Visualizing and Assessing Sea-Ice Motion Below the Continuum Scale

by Cathleen Geiger, Geography, University of Deleware; Gowri Somanath, Vincent Ly, Chandra Kambhamettu, and Mani Thomas, Computer and Information Services, University of Delaware; and Pablo Clemente-Colón, National/Naval Ice Center

Sea-ice cover in the Arctic is retreating and thinning as global temperatures continue to rise. The rise in temperature may eliminate Arctic sea ice during summer months creating the so-called ice-free summer condition. As the ice thins, its strength weakens. A weaker ice cover will encourage more shipping earlier in the spring and later into the fall, thereby, expanding access through polar seas much longer than ice-free periods. It is these ice-engaging activities that will push the Arctic frontier open for the most opportunistic. Hence, the need to not only monitor how much ice is melting, but how the remaining ice is behaving as a dynamic material under new climate conditions.

Overview of processing method

As a first order approximation, sea ice drifts about 10 km/day and generally follows the isobars of atmospheric pressure fields. These approximations are sufficient when estimating the general circulation of sea ice at scales of 100 km or more. But, to estimate the actual motion, one must track properties of sea ice directly. Since sea ice resides in darkness, roughly half the year, and beneath clouds and fog much of the remaining year, active- and passive-microwave sensors are needed to track ice motion over large areas at regular intervals. Using microwave-frequency instruments, correlation methods identify features in the texture of the ice based on backscatter properties. These methods have been applied to sea ice since the 1990s, with great success down to scales of about 5-10 km in the interior ice pack.
Discontinuities in the ice motion identify the hot spots of dynamic motion. In this context, these are important because they are the locations responsible for sea-ice thickness redistribution. These indicate where open water is exchanging heat between the ocean and atmosphere. The open-water passages provide easy access through pack ice. However, these same open-water areas can close as soon as the wind changes or the ice moves into new regions, constrained by land boundaries or rising sea-floor topography.

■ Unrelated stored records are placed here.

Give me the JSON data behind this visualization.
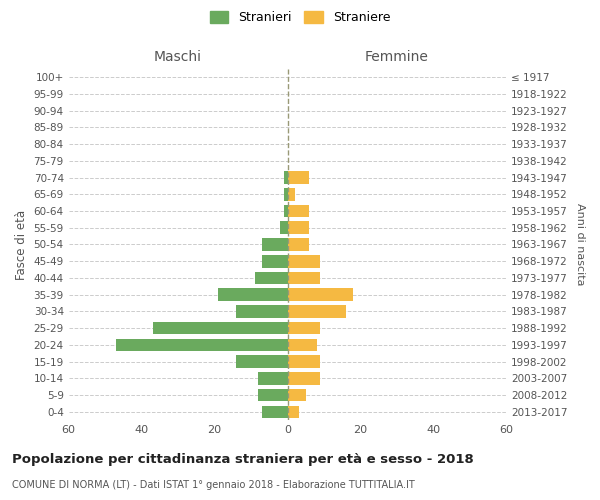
{
  "age_groups": [
    "100+",
    "95-99",
    "90-94",
    "85-89",
    "80-84",
    "75-79",
    "70-74",
    "65-69",
    "60-64",
    "55-59",
    "50-54",
    "45-49",
    "40-44",
    "35-39",
    "30-34",
    "25-29",
    "20-24",
    "15-19",
    "10-14",
    "5-9",
    "0-4"
  ],
  "birth_years": [
    "≤ 1917",
    "1918-1922",
    "1923-1927",
    "1928-1932",
    "1933-1937",
    "1938-1942",
    "1943-1947",
    "1948-1952",
    "1953-1957",
    "1958-1962",
    "1963-1967",
    "1968-1972",
    "1973-1977",
    "1978-1982",
    "1983-1987",
    "1988-1992",
    "1993-1997",
    "1998-2002",
    "2003-2007",
    "2008-2012",
    "2013-2017"
  ],
  "males": [
    0,
    0,
    0,
    0,
    0,
    0,
    1,
    1,
    1,
    2,
    7,
    7,
    9,
    19,
    14,
    37,
    47,
    14,
    8,
    8,
    7
  ],
  "females": [
    0,
    0,
    0,
    0,
    0,
    0,
    6,
    2,
    6,
    6,
    6,
    9,
    9,
    18,
    16,
    9,
    8,
    9,
    9,
    5,
    3
  ],
  "male_color": "#6aaa5e",
  "female_color": "#f5b942",
  "background_color": "#ffffff",
  "grid_color": "#cccccc",
  "title": "Popolazione per cittadinanza straniera per età e sesso - 2018",
  "subtitle": "COMUNE DI NORMA (LT) - Dati ISTAT 1° gennaio 2018 - Elaborazione TUTTITALIA.IT",
  "xlabel_left": "Maschi",
  "xlabel_right": "Femmine",
  "ylabel_left": "Fasce di età",
  "ylabel_right": "Anni di nascita",
  "legend_male": "Stranieri",
  "legend_female": "Straniere",
  "xlim": 60,
  "centerline_color": "#999977"
}
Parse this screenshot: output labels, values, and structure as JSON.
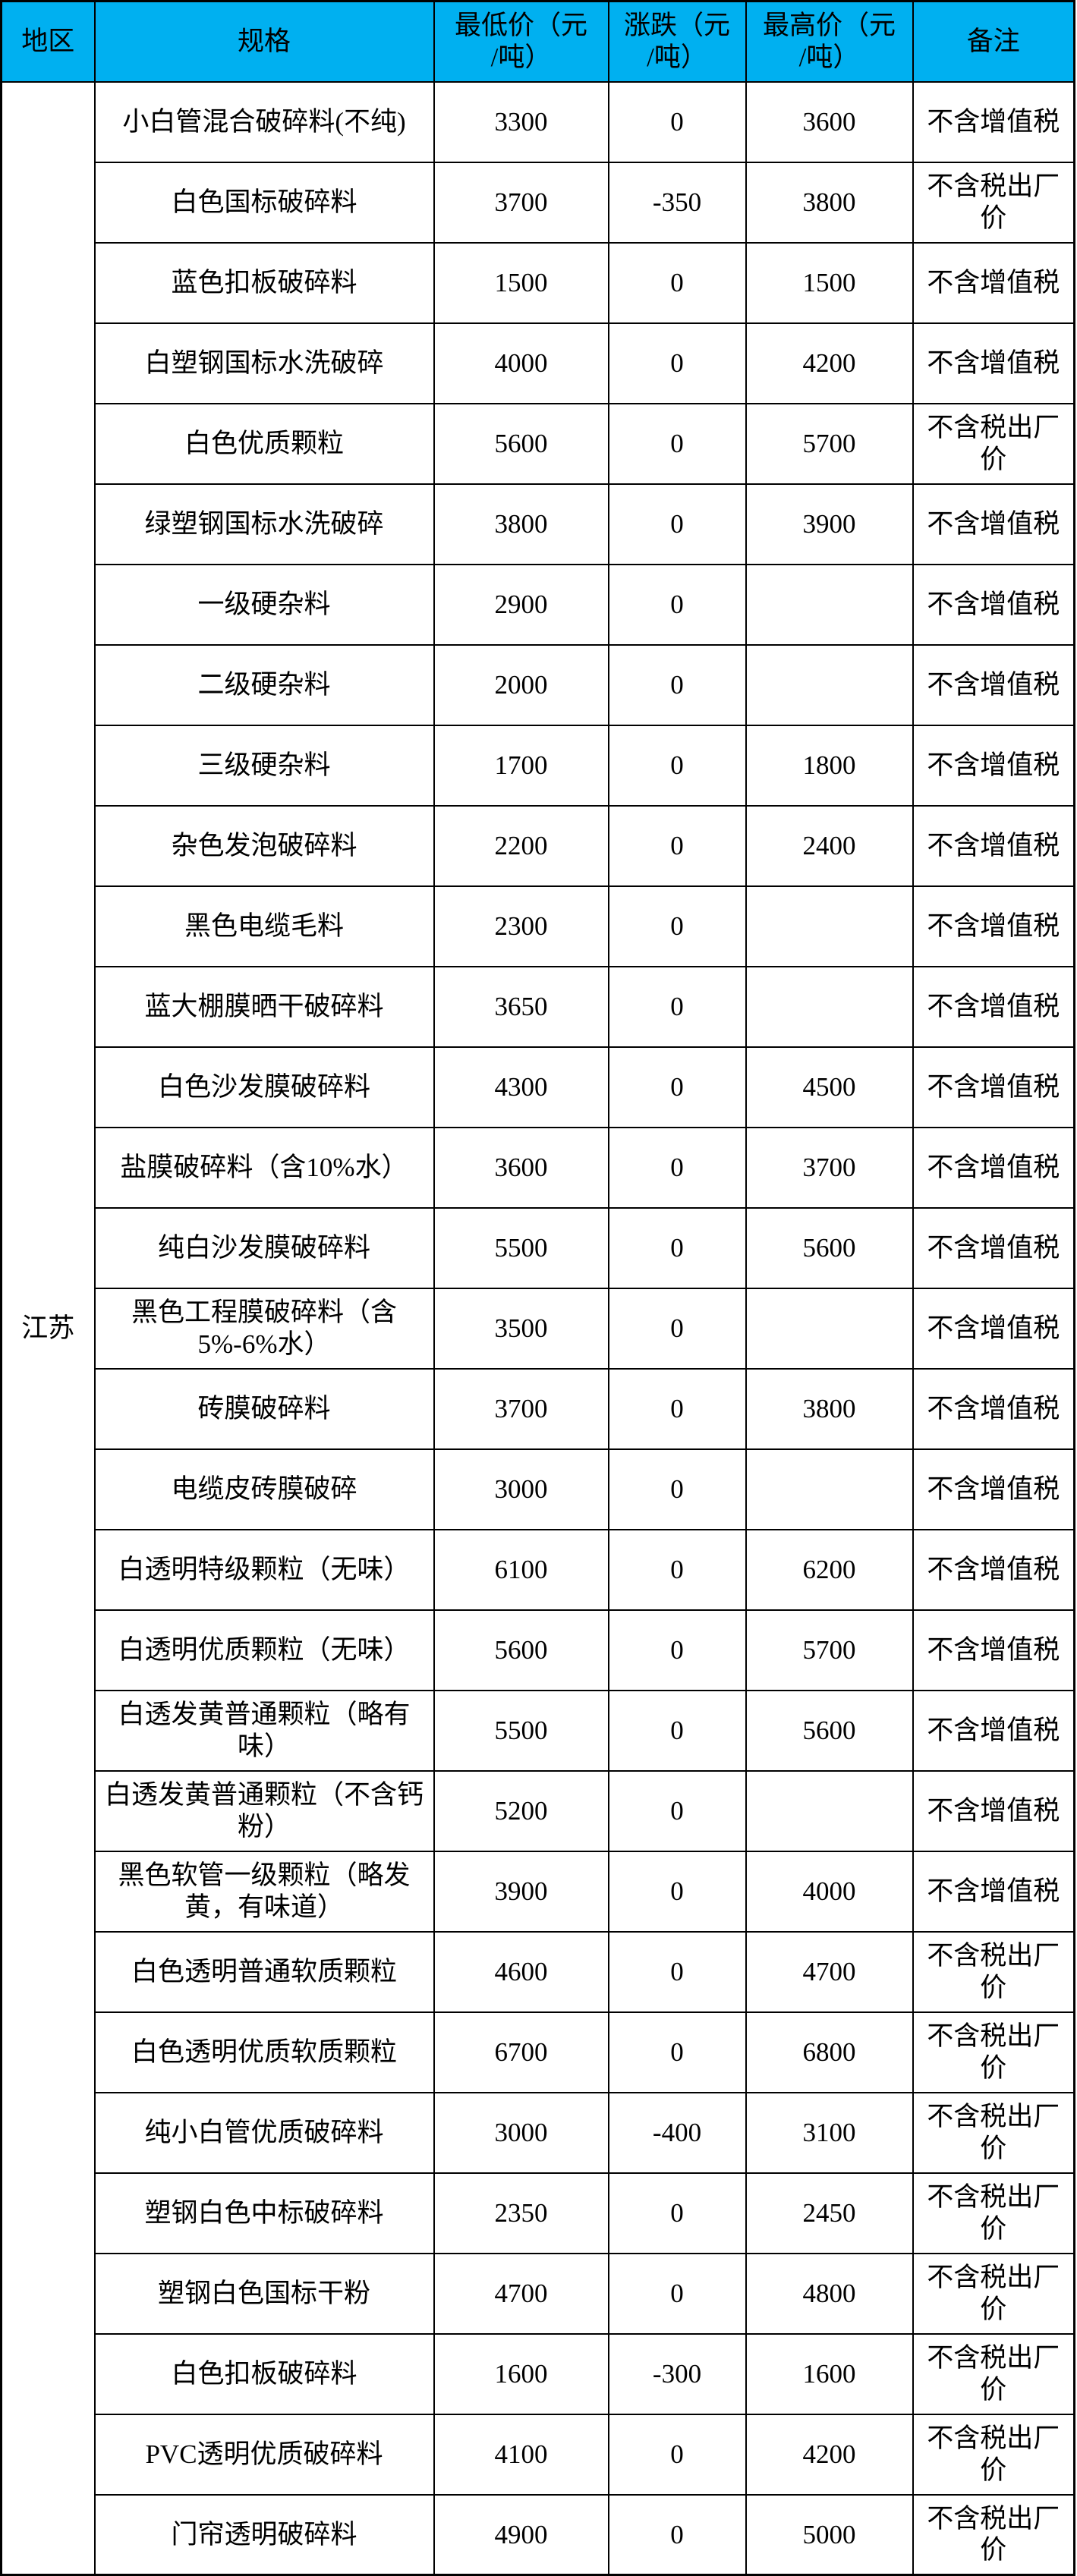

Discontinuities also identify hazardous navigational areas and vulnerable infrastructure sites. Clearly, such issues require more than scientific inquiry and will need the integration of resources from academia, federal, and industrial partners. One effective approach is to develop new visualization tools at the logistical and tactical scale that track and monitor dynamic ice conditions that impact human activity.

Overview of graphical-user interface and sample product
During the International Polar Year, tools were developed to address some of the geophysical issues (Figure 4). These tools were tested in field studies in the spring of 2007 in the Beaufort Sea using RADARSAT-1 SAR-derived motion products. With results scientifically comparing well to 10-m resolution, telemetry-buoy arrays, the next obvious step is developing an open-source application that the National Ice Center can incorporate into their day-to-day operations to support ice charting, logistics, national security agencies and, search-and-rescue operations in need of tactical decision-making tools (Figure 5). Some of these new developments are being supported by a Department of Defense and NASA-sponsored Arctic Collaborative Environment where open-source tools are shared among interdisciplinary groups. This collaborative environment is essential since no one group has the capacity to solve the enormous integrated set of problems faced as people try to understand, visualize, and operate in rapidly changing environmental conditions at high latitudes.

Because of these current and growing issues, the need exists to characterize not only the motion of ice, but also the uncertainties and scale of each resolved motion value. These two critical parameters of scale and uncertainty are essential to resolving the power-law relationships that connect cascading motion through deformation processes. More testing and development is needed and there are still many important details that need to be addressed before observed ice motion can be ingested into regional forecasts and global-climate models. Identification of discontinuities may prove to be a small, but critical part of what will be required for effective assimilation in support of these larger efforts.